Document Type



Available under a Creative Commons Attribution Non-Commercial Share Alike 4.0 International Licence


Computer Sciences

Publication Details

A dissertation submitted in partial fulfilment of the requirements of Technological University Dublin for the degree of M.Sc. in Computing (Data Science Stream), 2021.


A network intrusion detection system (NIDS) is one important element to mitigate cybersecurity risks, the NIDS allow for detecting anomalies in a network which may be a cyberattack to a corporate network environment. A NIDS can be seen as a classification problem where the ultimate goal is to distinguish between malicious traffic among a majority of benign traffic. Researches on NIDS are often performed using outdated datasets that don’t represent the actual cyberspace. Datasets such as the CICIDS2018 address this gap by being generated from attacks and an infrastructure that reflects an up-to-date scenario.

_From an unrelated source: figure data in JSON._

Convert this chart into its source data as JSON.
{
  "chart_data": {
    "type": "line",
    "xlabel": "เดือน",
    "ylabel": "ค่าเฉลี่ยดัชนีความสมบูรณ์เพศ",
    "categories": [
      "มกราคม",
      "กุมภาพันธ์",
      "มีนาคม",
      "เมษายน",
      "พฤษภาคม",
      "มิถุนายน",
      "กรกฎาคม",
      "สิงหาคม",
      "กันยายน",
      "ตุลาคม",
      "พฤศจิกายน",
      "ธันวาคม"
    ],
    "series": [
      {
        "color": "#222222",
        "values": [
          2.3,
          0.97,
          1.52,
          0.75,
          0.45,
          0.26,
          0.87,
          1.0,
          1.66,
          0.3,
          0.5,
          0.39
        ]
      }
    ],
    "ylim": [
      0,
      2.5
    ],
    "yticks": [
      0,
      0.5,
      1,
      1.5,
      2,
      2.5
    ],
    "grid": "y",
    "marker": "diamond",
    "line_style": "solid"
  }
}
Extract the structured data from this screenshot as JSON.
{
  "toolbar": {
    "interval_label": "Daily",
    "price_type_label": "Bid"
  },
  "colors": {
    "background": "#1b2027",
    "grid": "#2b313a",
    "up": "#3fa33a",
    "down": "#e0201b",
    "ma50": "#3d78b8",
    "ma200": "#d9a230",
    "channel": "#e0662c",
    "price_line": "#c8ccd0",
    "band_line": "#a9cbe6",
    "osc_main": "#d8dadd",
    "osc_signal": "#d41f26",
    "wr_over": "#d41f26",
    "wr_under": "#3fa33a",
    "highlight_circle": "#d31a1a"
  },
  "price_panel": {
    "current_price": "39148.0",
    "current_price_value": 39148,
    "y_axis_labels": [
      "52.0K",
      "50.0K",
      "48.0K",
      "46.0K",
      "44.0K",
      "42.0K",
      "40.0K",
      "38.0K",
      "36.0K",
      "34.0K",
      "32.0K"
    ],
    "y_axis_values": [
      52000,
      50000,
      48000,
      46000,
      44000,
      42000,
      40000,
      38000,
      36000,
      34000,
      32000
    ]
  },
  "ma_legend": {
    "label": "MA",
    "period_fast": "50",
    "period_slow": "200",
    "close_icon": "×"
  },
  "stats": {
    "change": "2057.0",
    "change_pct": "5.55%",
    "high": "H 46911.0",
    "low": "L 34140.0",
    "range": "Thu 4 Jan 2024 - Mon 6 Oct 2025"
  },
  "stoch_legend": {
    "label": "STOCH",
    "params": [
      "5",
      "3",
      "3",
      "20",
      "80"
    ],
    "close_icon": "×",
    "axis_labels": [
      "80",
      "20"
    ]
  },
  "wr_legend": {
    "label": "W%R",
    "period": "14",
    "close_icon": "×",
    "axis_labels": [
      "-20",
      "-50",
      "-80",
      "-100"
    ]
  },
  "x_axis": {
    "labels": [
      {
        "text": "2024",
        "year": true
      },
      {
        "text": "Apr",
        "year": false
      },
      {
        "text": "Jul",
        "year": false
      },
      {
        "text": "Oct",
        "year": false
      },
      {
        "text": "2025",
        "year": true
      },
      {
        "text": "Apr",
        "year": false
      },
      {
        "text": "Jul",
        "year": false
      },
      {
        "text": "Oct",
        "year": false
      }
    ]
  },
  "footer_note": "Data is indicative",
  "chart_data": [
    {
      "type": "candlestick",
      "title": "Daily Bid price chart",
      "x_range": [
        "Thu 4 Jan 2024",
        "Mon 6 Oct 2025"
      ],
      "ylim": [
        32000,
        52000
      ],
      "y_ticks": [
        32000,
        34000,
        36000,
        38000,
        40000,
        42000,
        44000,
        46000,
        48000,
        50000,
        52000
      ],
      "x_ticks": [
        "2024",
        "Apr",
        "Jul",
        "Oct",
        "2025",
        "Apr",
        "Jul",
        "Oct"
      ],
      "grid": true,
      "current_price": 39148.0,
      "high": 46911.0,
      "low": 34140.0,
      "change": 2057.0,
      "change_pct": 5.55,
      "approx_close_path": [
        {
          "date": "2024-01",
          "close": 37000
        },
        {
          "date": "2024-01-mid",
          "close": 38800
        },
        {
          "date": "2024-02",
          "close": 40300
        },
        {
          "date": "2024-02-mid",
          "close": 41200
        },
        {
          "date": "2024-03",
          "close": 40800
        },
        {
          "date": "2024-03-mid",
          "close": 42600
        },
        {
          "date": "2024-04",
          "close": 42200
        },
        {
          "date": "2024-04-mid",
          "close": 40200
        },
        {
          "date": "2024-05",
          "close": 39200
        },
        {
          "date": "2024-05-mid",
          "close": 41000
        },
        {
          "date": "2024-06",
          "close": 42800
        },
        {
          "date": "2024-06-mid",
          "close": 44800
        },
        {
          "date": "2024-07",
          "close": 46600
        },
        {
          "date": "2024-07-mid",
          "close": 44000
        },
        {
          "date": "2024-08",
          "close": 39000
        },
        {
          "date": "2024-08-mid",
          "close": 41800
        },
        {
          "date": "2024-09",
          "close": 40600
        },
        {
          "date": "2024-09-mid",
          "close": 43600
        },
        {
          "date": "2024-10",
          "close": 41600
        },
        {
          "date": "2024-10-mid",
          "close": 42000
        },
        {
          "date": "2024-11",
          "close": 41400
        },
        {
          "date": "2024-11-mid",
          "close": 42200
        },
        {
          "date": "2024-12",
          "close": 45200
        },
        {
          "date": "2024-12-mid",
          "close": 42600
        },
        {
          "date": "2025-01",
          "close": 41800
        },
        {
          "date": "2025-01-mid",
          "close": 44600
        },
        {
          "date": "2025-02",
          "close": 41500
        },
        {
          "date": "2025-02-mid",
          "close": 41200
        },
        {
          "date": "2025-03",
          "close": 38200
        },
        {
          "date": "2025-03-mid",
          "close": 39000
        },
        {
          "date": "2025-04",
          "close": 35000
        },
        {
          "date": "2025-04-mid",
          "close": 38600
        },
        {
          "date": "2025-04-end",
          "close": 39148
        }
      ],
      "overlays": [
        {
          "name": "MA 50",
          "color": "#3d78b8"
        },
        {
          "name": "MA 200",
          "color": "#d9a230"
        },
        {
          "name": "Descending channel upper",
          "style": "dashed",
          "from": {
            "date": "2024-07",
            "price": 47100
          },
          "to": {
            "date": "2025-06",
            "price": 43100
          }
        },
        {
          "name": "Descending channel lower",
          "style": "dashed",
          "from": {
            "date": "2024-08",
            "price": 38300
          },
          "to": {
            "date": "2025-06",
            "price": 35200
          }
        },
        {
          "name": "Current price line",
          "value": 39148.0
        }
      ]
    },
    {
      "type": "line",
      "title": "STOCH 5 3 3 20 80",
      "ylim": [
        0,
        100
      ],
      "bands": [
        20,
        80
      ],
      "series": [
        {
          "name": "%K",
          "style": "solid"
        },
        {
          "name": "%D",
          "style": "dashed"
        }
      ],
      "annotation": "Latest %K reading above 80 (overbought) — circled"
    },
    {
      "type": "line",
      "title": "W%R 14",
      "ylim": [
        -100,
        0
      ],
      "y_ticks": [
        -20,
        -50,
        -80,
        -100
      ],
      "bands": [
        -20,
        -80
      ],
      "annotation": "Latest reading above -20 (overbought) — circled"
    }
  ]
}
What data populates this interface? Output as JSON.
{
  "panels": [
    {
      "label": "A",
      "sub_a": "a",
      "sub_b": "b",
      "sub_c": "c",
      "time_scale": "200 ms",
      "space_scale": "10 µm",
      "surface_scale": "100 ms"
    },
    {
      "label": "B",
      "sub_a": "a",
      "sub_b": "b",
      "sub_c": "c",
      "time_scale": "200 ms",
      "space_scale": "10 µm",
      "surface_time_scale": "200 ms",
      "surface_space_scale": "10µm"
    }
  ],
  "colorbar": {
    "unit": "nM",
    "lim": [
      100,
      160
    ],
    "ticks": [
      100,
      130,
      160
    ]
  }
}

A problem may arise when machine learning classification algorithms are trained on a dataset that presents class imbalance towards a majority, which is the case of CICIDS2018 data where the majority class is skewed to legitimate traffic. Such problem can be tackled by modifying a dataset probability distribution by augmenting the existing data to achieve balance in the dataset. Many different methods can be used to do so, ranging from naive approaches like random oversampling or undersampling; Machine learning with SMOTE and Decision Trees; Or even sophisticated deep learning models such as the GAN and CTGAN.

An evaluation of the different data-augmentation methods for training a random forest classifier task showed that ROS and SMOTE are competitive in detecting attacks, while CTGAN demonstrated to better recognize benign samples and provide a balance between security and functionality for the network, however at a computational resource expense.